Plan for Critical Resources What would happen if your organization’s payroll system went down? Or the student information system? Update and regularly review an inventory of critical systems (including physical infrastructure) and related service-level agreements. Develop expectations for availability and establish thresholds for disabling these systems, how long they can be down, the ability to fully restore from backups, etc. Having clearly defined thresholds will help IR team members make decisions during an incident. Involving business owners for these systems and applications in future tabletop exercises is also important so they understand their role in a potential incident that impacts system access.
As your teams review and update your incident response plan, reach out to your dedicated CampusGuard team for assistance.
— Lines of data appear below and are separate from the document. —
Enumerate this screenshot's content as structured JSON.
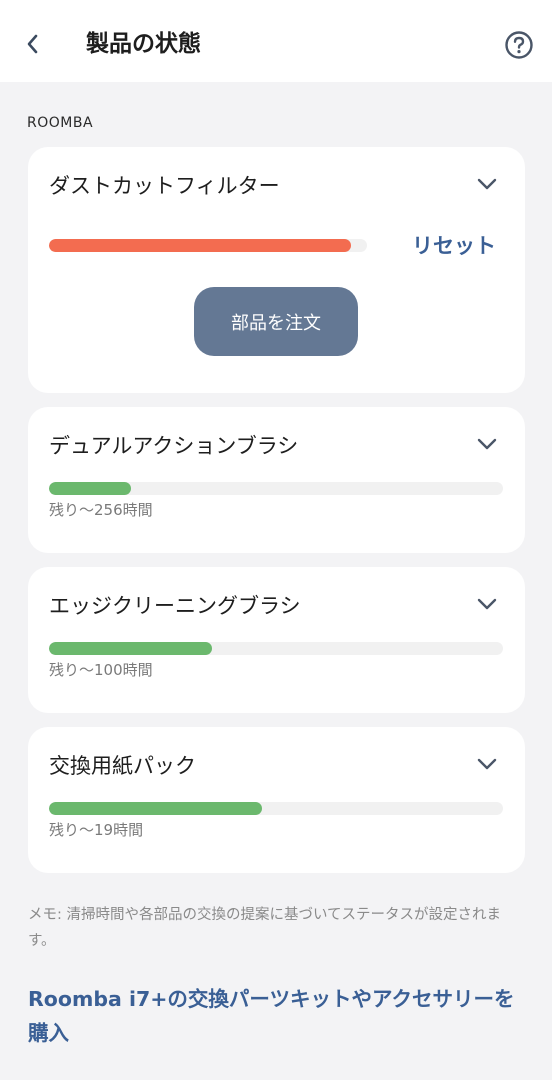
{
  "header": {
    "title": "製品の状態",
    "back_icon": "chevron-left-icon",
    "help_icon": "question-circle-icon"
  },
  "section": {
    "label": "ROOMBA"
  },
  "parts": [
    {
      "name": "ダストカットフィルター",
      "level": 0.95,
      "color": "#f36c50",
      "reset_label": "リセット",
      "order_label": "部品を注文"
    },
    {
      "name": "デュアルアクションブラシ",
      "level": 0.18,
      "color": "#6bb86d",
      "remaining": "残り〜256時間"
    },
    {
      "name": "エッジクリーニングブラシ",
      "level": 0.36,
      "color": "#6bb86d",
      "remaining": "残り〜100時間"
    },
    {
      "name": "交換用紙パック",
      "level": 0.47,
      "color": "#6bb86d",
      "remaining": "残り〜19時間"
    }
  ],
  "note": "メモ: 清掃時間や各部品の交換の提案に基づいてステータスが設定されます。",
  "buy_link": "Roomba i7+の交換パーツキットやアクセサリーを購入",
  "colors": {
    "accent": "#3a5f95",
    "button": "#647894",
    "warning": "#f36c50",
    "ok": "#6bb86d"
  }
}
CampusGuard can also help create and facilitate tabletop exercises with your information technology and security teams, or plan for an exercise that involves other key players like the help desk, communications, legal, leadership, etc. It is important to have a comprehensive and up-to-date IRP, but it is even more important to test it so you can identify any failures before you are facing a real incident.
Additional guidance from the CampusGuard Security Advisor team below:
[Bivens]: Whenever most airplanes are flown, they carry—within reach of the pilot—a manual with emergency procedures covering everything from a dead engine to landing gear that won't work. During an emergency, seconds count, and the one thing you do not want are crewmembers who don't know what to do.
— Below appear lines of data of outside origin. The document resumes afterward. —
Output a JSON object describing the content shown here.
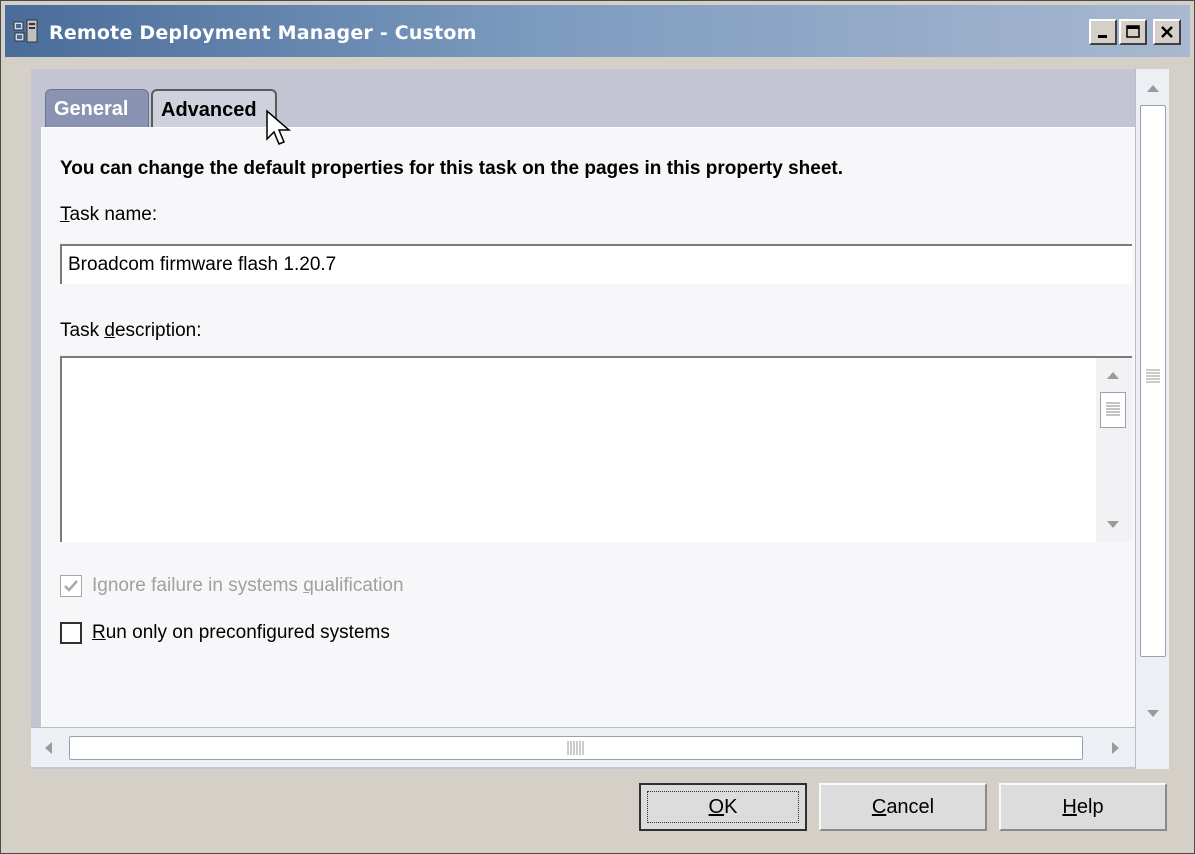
{
  "window": {
    "title": "Remote Deployment Manager - Custom",
    "controls": {
      "minimize": "_",
      "maximize": "□",
      "close": "×"
    }
  },
  "tabs": [
    {
      "label": "General"
    },
    {
      "label": "Advanced"
    }
  ],
  "general": {
    "description": "You can change the default properties for this task on the pages in this property sheet.",
    "task_name": {
      "label_pre": "",
      "label_u": "T",
      "label_post": "ask name:",
      "value": "Broadcom firmware flash 1.20.7"
    },
    "task_description": {
      "label_pre": "Task ",
      "label_u": "d",
      "label_post": "escription:",
      "value": ""
    },
    "checkboxes": [
      {
        "label_pre": "Ignore failure in systems ",
        "label_u": "q",
        "label_post": "ualification",
        "checked": true,
        "disabled": true
      },
      {
        "label_pre": "",
        "label_u": "R",
        "label_post": "un only on preconfigured systems",
        "checked": false,
        "disabled": false
      }
    ]
  },
  "buttons": {
    "ok": {
      "pre": "",
      "u": "O",
      "post": "K"
    },
    "cancel": {
      "pre": "",
      "u": "C",
      "post": "ancel"
    },
    "help": {
      "pre": "",
      "u": "H",
      "post": "elp"
    }
  },
  "colors": {
    "title_gradient_start": "#4a6c9a",
    "tab_general": "#8a93b2",
    "panel": "#f7f7f9",
    "disabled_text": "#a0a0a0"
  },
  "icons": [
    "app-icon",
    "minimize-icon",
    "maximize-icon",
    "close-icon",
    "mouse-cursor-icon"
  ]
}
Information security emergencies don't—usually—risk lives, but a bad actor inside your network is still A Very Bad Thing™ that can cost organizations a great deal of money, time, and data. Worse, if people's personal information is stolen, public trust in your organization can be badly damaged.
In this age of the Cloud, don't forget your remote resources, either. If you use AWS, Azure, or another Cloud service, does your Incident Response Plan (IRP) include steps to check and protect your Cloud properties? On-premises (datacenter) resources are easy to isolate with a quick firewall rule change or by disconnecting a trunk cable—protecting Cloud services may require more preparation.
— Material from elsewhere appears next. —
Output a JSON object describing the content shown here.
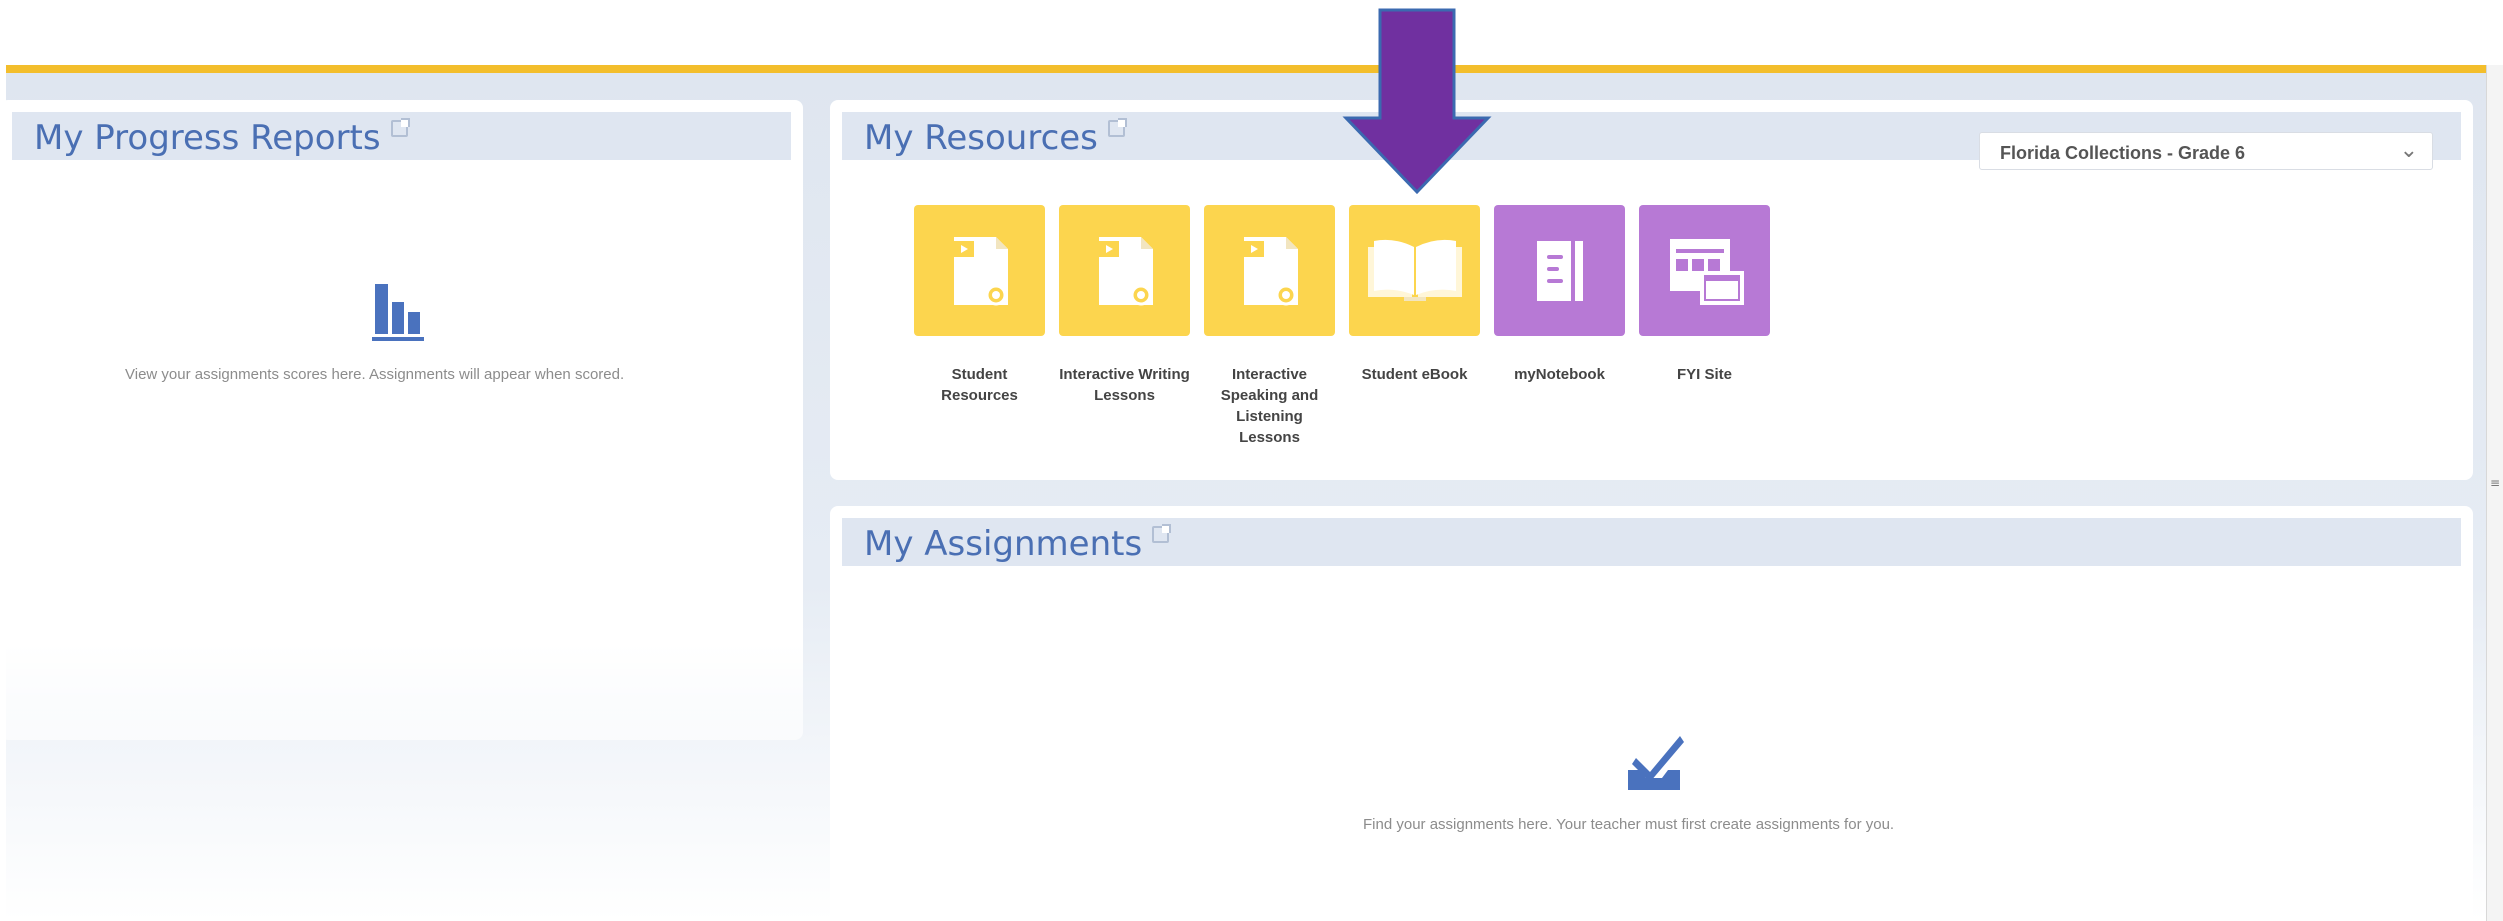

Like an aircraft pilot, when minutes matter, having everyone pulling in the same direction can keep an incident from blossoming into a disaster. Frequently checking your IRP for accuracy is a vital part of good preparedness, and rehearsing the incident-resolution process—with all the key players—is a crucial part of maintaining your IRP in good working order.
During the stress of a crisis, a comprehensive IRP that is readable, familiar, and up to date is worth its weight in gold, and I recommend everyone have one to help guide them through incident mitigation to a successful recovery.